L’ensemble des analystes aujourd’hui constatent que nous n’avons que deux leviers pour échapper à ce « squeeze », en gommant le plus possible les conséquences sur le pouvoir d’achat : entreprendre un programme général d’économie et de productivité d’un côté (pour alléger le numérateur) et de l’autre, si possible, tenter d’accélérer la croissance du PIB national en particulier marchand, domaine sur lequel nous avons été particulièrement peu performants ces dernières années. (Voir divers articles de l’Irdeme (AM, BN, CS, PHB, YB …).

LES ÉCONOMIES

1.

le temps de travail des Français sur une vie complète est trop décalé par rapport à nos concurrents européens, sans même intégrer les pays à bas coût de main-d’œuvre.

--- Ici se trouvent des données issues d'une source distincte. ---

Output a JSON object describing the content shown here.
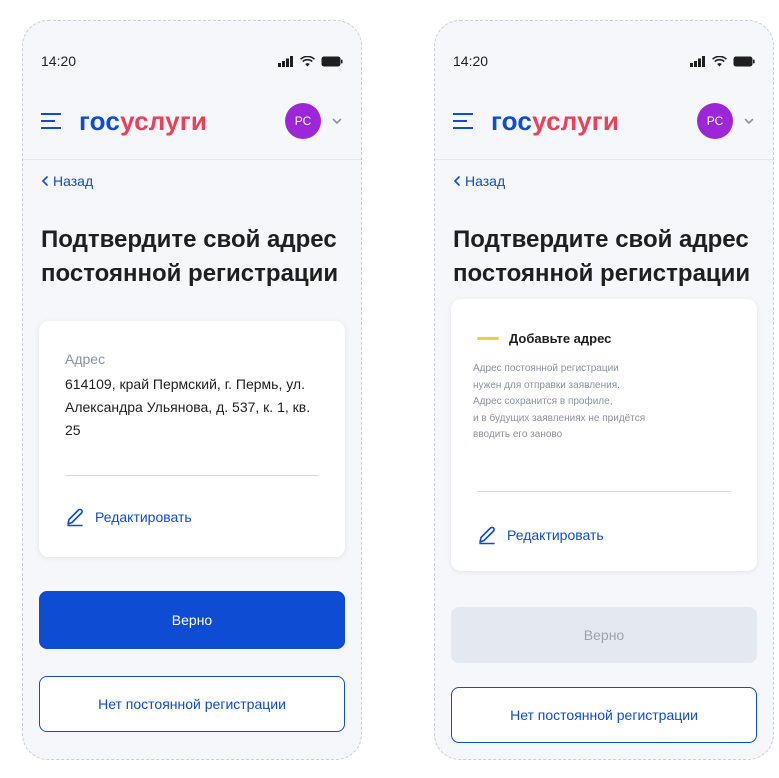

  • Les Français commencent à travailler trop tard et s’arrêtent trop tôt. Les études n’en finissent pas et la durée de retraite n’est pas corrélée à l’espérance de vie ;
  • Les durées de travail hebdomadaires et les congés sont devenus incompatibles avec la compétition internationale ;
  • l’absentéisme est important ;
  • la productivité, au moins ponctuelle, est plutôt bonne à l’exception d’une fonction publique qui ignore pratiquement cette notion.

Un aménagement combiné de l’âge de la retraite, de la durée de cotisation et du taux de remplacement devrait permettre des économies de l’ordre de 30 milliards d’euros par an, tant en cotisations supplémentaires qu’en versements supprimés.

2.

la France supporte un taux de chômage très anormalement élevé. Malgré des progrès récents nous sommes encore à 7 % de taux de chômage quand les autres sont à 4%. Tout porte à croire que les conditions d’indemnisation ne sont encore pas suffisamment incitatives pour faire comprendre la différence entre chômage et vacances (voir en particulier le chômage de longue durée).

Un alignement des conditions d’indemnisation et de gestion ramenant le taux à 4 % pourrait pour les mêmes raisons que ci-dessus, rapporter environ 30 milliards par an

3.

la France, et c’est tout à son honneur, tente de protéger le mieux possible ses anciens retraités par une actualisation régulière de leurs pensions. Il n’apparaît pas raisonnable néanmoins de vouloir à tout prix les actualiser sur la base des salaires par exemple.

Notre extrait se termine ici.